I’ve spent various breaks in the working day catching up with the blogs and political news of the last week. it’s enough to turn you into Michael Winner, grabbing hold of discombulated passers-by and telling them to calm down.
So, as a sort of mid-Summer clarifier, here are my responses to some of the bigger news stories of the last week or so.
1. Peter Mandelson for PM? Not. going. to. happen. Please shut up about it. Though you know, I can always do with one more profile piece. There’s only been five hundred and twenty seven so far this summer.
2. Harriet Harman. Ah, the crunching sound of a Labour politician proudly walking straight into the jaws of a Daily Mail hate-a-thon. I haven’t heard that since the eighties, when we were all well meaning and right on and and lost elections and Harriet Harman was the face of the…. Oh. Right.

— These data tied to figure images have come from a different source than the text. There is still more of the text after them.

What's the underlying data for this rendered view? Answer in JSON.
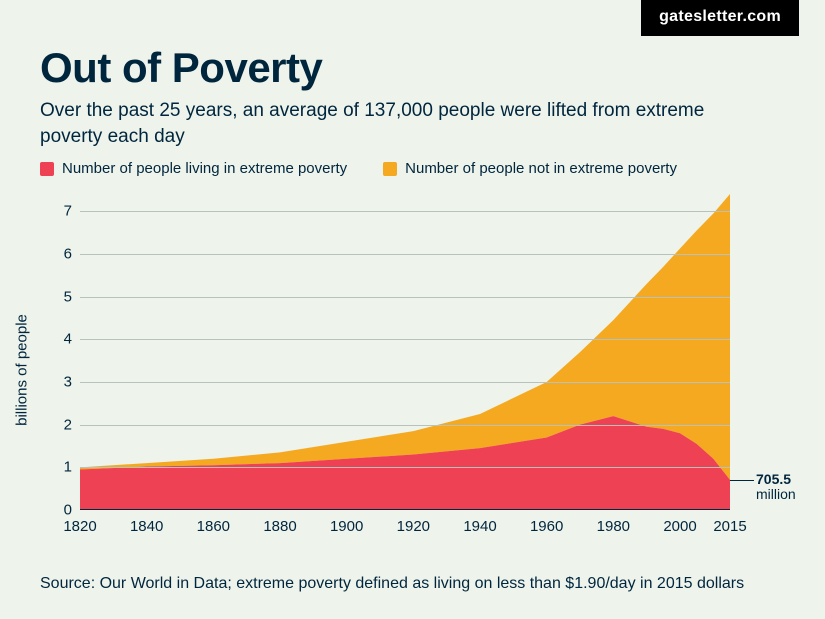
{
  "badge": "gatesletter.com",
  "title": "Out of Poverty",
  "subtitle": "Over the past 25 years, an average of 137,000 people were lifted from extreme poverty each day",
  "legend": {
    "poverty": {
      "label": "Number of people living in extreme poverty",
      "color": "#ef4154"
    },
    "not_poverty": {
      "label": "Number of people not in extreme poverty",
      "color": "#f5a920"
    }
  },
  "chart": {
    "type": "stacked-area",
    "ylabel": "billions of people",
    "background_color": "#eef3eb",
    "grid_color": "#b8c2bc",
    "axis_color": "#00263e",
    "text_color": "#00263e",
    "label_fontsize": 15,
    "xlim": [
      1820,
      2015
    ],
    "ylim": [
      0,
      7.5
    ],
    "yticks": [
      0,
      1,
      2,
      3,
      4,
      5,
      6,
      7
    ],
    "xticks": [
      1820,
      1840,
      1860,
      1880,
      1900,
      1920,
      1940,
      1960,
      1980,
      2000,
      2015
    ],
    "years": [
      1820,
      1840,
      1860,
      1880,
      1900,
      1920,
      1940,
      1960,
      1970,
      1980,
      1990,
      1995,
      2000,
      2005,
      2010,
      2015
    ],
    "poverty": [
      0.95,
      1.02,
      1.05,
      1.1,
      1.2,
      1.3,
      1.45,
      1.7,
      2.0,
      2.2,
      1.95,
      1.9,
      1.8,
      1.55,
      1.2,
      0.7055
    ],
    "not_poverty": [
      0.05,
      0.08,
      0.15,
      0.25,
      0.4,
      0.55,
      0.8,
      1.3,
      1.7,
      2.25,
      3.35,
      3.8,
      4.33,
      5.0,
      5.75,
      6.7
    ],
    "callout": {
      "value": "705.5",
      "unit": "million",
      "year": 2015,
      "y": 0.7055
    }
  },
  "source": "Source: Our World in Data; extreme poverty defined as living on less than $1.90/day in 2015 dollars"
}
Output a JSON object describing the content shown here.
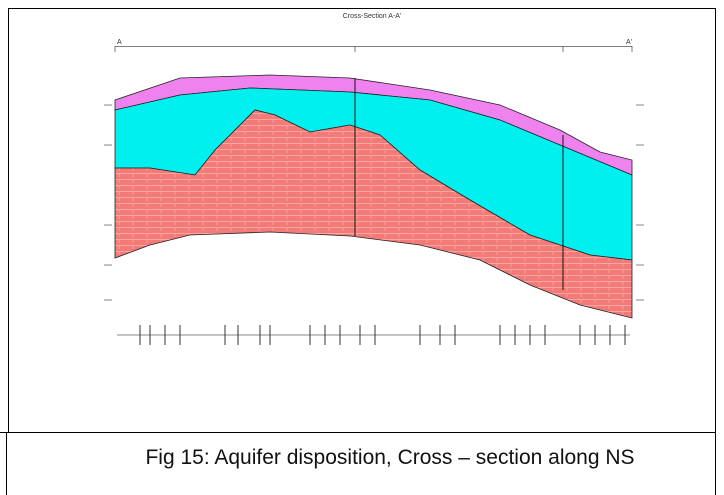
{
  "figure": {
    "title": "Cross-Section A-A'",
    "left_label": "A",
    "right_label": "A'"
  },
  "caption": "Fig 15: Aquifer disposition, Cross – section along NS"
}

3. Tory 20% VAT. Apparently, although someone briefed aout this stroy about tax increases, the Conservatives haven’t had any serious discussions about their future tax plans. Which is odd, because I thought they were simultaenously a) ready for government, b) opposed to the role of shadowy spin doctors in forming policy and c) committed to a return to Cabinet Government.
Sometimes I think Tory high command is just taking the mickey. I can imagine the meetings. “Right Andy, you brief out that we’re going to do something really unpopular on tax to show how hard we are, George, you handle the fall out from the nodding dogs in shadow caabinet, while William, you kinda-sorta deny it so as to leave me a bit of wriggle room with the lefties. After that, I’ll stand up and make a speech about the importance of honesty and straghtforwardness in Politics. Right, let’s go.”
4. Online Medical records. Putting patients medical records online with Microsoft and Google is a great idea. Afer all, no-one has ever exposed a security flaw in a Microsoft software product, have they?
5. Gordon Brown’s sprouts. Shocking. The Prime Minister’s endorsement of the humble Brussels Sprout is a flagrant breach of Rule number 233 in the political lexicon. This states than all elected politicians must avoid stating any endorsement of or distaste for vegetables. Any breach of the rule results in national mockery. Previous rule breakers include Bush, G H W (Broccoli – dislike of), Major, J (Peas – love for), Mandelson, P (Peas, mushy – alleged confusion over), Quayle, D (Potatoe, mispelling of).
Frankly, I don’t know what Number Ten was thinking about on this one. So let me set this out – when I am appointed “Head of Strategy, Communication and going to meetings and looking important” by the next leader of the Labour party, I will never let my principal express any views on legumes, tubers or bulbs. To adapt Alistair Campbell, the iron rule will be “We don’t do veg.”